Presently, the Taliban are mostly focusing on the installation of the Islamic Sharia system, improving the economic situation, while their third important objective seems to strengthen the internal security and crack down on the Islamic State in particular to prevent it from gaining a foothold in the troubled country.
Though the Taliban claimed to have opened high schools in some of the provinces, in many places girls don’t have access to education and are not allowed to work outside home. The US froze Afghanistan’s assets running into billions after the Taliban seized control of the war-ravaged country on August 15 this year, forcing President Ashraf Ghani to leave Kabul in a hurry “to avoid bloodshed”.
A Taliban delegation headed by Afghanistan’s acting Foreign Minister Maulvi Amir Khan Muttaqi recently held his maiden meeting with the US authorities in Doha, the capital of oil-rich Qatar, housing the Taliban’s political office.
He reportedly discussed a host of issues, including the installation of an inclusive government, women’s rights, female education and so on. The Taliban have assured the world community that they would spare no effort to ensure basic human rights to all and sundry in Afghanistan.

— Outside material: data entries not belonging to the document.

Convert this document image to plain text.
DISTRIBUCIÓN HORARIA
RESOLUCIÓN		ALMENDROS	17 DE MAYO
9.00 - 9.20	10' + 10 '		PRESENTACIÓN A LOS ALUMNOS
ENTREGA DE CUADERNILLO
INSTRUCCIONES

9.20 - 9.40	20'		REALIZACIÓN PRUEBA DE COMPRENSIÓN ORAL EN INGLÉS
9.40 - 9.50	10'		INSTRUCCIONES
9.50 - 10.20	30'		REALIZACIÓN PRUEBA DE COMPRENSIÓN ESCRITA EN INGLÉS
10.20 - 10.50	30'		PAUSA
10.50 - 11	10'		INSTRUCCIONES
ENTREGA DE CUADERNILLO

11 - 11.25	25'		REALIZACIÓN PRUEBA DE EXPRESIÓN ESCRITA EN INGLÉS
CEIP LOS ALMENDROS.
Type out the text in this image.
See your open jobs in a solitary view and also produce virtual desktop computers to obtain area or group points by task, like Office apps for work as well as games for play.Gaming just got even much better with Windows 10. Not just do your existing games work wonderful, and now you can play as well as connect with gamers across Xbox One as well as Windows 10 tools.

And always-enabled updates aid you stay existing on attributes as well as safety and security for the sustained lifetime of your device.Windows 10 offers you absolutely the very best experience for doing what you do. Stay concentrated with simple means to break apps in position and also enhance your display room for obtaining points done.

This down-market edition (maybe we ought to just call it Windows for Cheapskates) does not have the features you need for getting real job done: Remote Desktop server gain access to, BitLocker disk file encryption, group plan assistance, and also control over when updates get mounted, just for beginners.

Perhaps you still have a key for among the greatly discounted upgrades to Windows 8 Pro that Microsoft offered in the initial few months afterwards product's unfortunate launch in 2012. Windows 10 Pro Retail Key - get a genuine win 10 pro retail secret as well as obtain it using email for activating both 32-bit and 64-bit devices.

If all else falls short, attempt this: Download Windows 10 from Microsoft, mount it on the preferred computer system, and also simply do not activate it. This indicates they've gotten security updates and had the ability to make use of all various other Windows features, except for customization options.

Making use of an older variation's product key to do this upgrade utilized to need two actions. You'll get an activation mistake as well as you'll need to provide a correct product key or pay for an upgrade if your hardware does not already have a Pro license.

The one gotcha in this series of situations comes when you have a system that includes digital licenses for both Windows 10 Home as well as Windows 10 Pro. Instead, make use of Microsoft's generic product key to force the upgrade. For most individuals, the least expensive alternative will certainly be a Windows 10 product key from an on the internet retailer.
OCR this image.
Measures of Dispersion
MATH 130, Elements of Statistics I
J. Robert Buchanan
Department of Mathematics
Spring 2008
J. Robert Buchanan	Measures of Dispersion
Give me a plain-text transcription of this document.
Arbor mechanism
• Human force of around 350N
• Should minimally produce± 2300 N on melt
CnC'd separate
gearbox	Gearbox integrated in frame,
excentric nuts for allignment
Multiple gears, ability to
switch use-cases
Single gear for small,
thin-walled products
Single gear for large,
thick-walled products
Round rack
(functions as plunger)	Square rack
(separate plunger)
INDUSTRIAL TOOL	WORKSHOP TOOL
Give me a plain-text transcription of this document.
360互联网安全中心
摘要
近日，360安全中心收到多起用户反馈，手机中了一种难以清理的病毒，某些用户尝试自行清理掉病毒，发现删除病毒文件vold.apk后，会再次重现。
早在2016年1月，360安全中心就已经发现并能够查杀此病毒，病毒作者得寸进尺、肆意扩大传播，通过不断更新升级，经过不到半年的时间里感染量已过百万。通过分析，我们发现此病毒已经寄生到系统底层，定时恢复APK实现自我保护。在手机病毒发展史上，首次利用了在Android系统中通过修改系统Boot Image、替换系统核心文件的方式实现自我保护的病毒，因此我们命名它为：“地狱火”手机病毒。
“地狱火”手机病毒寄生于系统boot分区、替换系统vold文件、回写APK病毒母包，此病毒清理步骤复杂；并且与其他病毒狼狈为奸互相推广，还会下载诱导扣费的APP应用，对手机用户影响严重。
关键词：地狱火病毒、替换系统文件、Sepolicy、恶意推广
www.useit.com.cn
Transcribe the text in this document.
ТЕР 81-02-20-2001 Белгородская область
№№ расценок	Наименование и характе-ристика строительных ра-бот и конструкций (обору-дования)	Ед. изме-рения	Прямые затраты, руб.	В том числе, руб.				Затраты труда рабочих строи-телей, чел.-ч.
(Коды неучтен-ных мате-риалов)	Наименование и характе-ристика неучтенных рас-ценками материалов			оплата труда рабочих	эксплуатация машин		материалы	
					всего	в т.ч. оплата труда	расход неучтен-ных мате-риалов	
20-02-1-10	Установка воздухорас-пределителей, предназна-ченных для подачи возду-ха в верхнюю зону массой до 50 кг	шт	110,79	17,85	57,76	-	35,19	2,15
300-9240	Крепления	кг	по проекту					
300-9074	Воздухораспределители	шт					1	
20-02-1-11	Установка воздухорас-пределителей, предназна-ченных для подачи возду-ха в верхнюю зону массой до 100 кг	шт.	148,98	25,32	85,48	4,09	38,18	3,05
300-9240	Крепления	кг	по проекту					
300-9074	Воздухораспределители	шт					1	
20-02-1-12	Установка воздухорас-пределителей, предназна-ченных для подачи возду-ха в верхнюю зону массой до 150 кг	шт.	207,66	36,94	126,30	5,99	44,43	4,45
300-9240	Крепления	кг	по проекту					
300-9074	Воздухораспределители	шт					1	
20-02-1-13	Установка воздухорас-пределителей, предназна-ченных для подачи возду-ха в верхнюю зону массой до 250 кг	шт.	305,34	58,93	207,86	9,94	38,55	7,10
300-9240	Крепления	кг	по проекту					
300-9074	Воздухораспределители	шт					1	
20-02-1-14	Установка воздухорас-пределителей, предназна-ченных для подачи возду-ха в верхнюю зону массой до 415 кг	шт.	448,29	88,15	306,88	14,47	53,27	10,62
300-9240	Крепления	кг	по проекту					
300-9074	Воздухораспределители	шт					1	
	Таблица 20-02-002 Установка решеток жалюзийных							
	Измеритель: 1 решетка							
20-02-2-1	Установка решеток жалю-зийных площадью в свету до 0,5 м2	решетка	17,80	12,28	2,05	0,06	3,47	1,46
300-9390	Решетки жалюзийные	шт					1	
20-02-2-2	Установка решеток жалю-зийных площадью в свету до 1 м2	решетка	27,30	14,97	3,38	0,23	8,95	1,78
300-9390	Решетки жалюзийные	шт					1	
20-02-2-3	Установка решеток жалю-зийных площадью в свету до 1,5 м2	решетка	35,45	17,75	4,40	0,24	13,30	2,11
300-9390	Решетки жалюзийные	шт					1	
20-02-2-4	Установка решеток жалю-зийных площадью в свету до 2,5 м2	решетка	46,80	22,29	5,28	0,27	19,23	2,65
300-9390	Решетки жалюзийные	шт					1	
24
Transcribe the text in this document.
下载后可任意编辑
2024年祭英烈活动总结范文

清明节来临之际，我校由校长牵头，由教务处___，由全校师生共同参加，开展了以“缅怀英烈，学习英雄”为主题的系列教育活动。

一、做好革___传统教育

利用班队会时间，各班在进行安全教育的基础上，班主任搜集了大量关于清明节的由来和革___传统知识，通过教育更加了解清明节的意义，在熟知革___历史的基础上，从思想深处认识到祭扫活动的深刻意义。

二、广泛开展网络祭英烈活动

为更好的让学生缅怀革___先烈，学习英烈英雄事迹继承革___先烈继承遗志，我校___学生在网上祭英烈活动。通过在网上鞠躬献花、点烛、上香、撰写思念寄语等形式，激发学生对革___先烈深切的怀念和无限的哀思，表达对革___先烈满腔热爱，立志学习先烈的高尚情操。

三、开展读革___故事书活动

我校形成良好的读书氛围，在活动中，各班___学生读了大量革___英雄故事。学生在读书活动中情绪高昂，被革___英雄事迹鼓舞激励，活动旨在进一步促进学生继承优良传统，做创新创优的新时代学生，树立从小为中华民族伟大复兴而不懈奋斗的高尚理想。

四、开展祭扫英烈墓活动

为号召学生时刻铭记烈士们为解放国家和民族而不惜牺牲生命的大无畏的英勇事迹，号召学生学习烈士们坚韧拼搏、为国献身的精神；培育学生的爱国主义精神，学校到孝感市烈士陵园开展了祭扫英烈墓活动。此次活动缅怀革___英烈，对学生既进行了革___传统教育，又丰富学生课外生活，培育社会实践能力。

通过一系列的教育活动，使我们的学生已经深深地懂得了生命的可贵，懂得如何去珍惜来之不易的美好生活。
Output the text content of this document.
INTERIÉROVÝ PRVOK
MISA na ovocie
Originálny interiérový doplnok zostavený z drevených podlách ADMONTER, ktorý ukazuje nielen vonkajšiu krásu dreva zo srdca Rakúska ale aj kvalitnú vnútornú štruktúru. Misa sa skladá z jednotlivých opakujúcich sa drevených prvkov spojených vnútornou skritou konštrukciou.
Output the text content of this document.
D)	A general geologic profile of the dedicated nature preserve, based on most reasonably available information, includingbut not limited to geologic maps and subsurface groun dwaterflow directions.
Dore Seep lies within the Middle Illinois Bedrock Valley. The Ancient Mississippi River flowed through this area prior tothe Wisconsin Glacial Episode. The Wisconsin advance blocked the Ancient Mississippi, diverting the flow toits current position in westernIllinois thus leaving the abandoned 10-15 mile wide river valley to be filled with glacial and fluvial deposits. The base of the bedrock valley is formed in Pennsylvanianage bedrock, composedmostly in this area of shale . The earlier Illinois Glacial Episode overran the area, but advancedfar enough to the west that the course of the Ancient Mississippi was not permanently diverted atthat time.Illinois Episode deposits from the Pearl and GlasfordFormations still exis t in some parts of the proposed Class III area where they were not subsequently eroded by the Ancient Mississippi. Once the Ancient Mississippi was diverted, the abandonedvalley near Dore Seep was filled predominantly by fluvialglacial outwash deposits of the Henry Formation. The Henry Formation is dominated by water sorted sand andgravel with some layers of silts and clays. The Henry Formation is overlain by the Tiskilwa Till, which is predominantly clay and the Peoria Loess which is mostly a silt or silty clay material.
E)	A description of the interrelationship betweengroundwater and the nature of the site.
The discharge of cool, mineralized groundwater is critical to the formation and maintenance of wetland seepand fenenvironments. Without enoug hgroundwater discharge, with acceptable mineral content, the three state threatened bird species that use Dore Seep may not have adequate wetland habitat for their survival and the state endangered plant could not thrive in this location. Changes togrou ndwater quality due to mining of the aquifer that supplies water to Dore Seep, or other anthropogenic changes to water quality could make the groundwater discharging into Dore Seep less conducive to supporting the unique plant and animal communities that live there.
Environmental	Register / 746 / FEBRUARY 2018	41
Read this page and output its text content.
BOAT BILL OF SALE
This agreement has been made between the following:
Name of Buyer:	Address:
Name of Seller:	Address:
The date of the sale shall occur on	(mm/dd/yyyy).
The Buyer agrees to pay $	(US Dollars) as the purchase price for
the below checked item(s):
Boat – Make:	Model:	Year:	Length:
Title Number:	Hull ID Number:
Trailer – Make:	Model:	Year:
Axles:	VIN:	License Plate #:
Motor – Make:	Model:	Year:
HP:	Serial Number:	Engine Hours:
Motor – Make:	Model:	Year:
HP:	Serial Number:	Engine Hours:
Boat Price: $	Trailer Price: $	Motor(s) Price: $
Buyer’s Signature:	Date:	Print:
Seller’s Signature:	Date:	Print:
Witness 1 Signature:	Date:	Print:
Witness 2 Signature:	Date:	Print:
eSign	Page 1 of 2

The latest decree is believed to be an effort by the Taliban to reassure the US that they intended to honour their commitments. “A woman is not a property, but a noble and freehuman being. No-one can give her to anyone in exchange for peace…or to end animosity,” the Taliban leader stated in the decree.
It is in other words banning Swara, a centuries-old custom in Pakhtun-inhabited areas in Pakistan and Afghanistan in which girls are given to a rival party to end a blood feud. Taliban spokesperson Zabihullah Mujahid shared the decree with the media, including The News.
The Taliban leader mentioned the Islamic Sharia rules to ensure women rights, govern their marriages and ensure their share in property. He said women should not be forced into marriages and widows should have a share in the property of their husbands.
He directed the courts to stick to the rules while giving verdicts, asking the Religious Affairs and Information ministries to safeguard the rights of the weak and the oppressed. “After the death of the husband, a woman is supposed to observe Iddat (four months and ten days or giving birth in case of pregnancy)) to remain in seclusion and is prohibited from marrying before the passage of that mandatory duration. No-one can marry a widow by force, including her relatives. A widow has the right whether to marry and or to determine/choose her future,” it was stated in the decree.
It said that a widow had inheritance rights and fixed share in the property of her husband, children, father and relatives, and no-one can deprive her of these rights. Senior Taliban leaders said there was nothing new in the decree and their supreme leader just explained women’s rights guaranteed by the Islamic Sharia.
According to the Taliban, the decree was issued in order to counter the growing allegations from the critics accusing them of denying rights to the women in Afghanistan. Though the Taliban’s supreme leader has ordered implementation of the decree, it is rare in the male-dominated Pakhtun society to willingly give share to women in the property.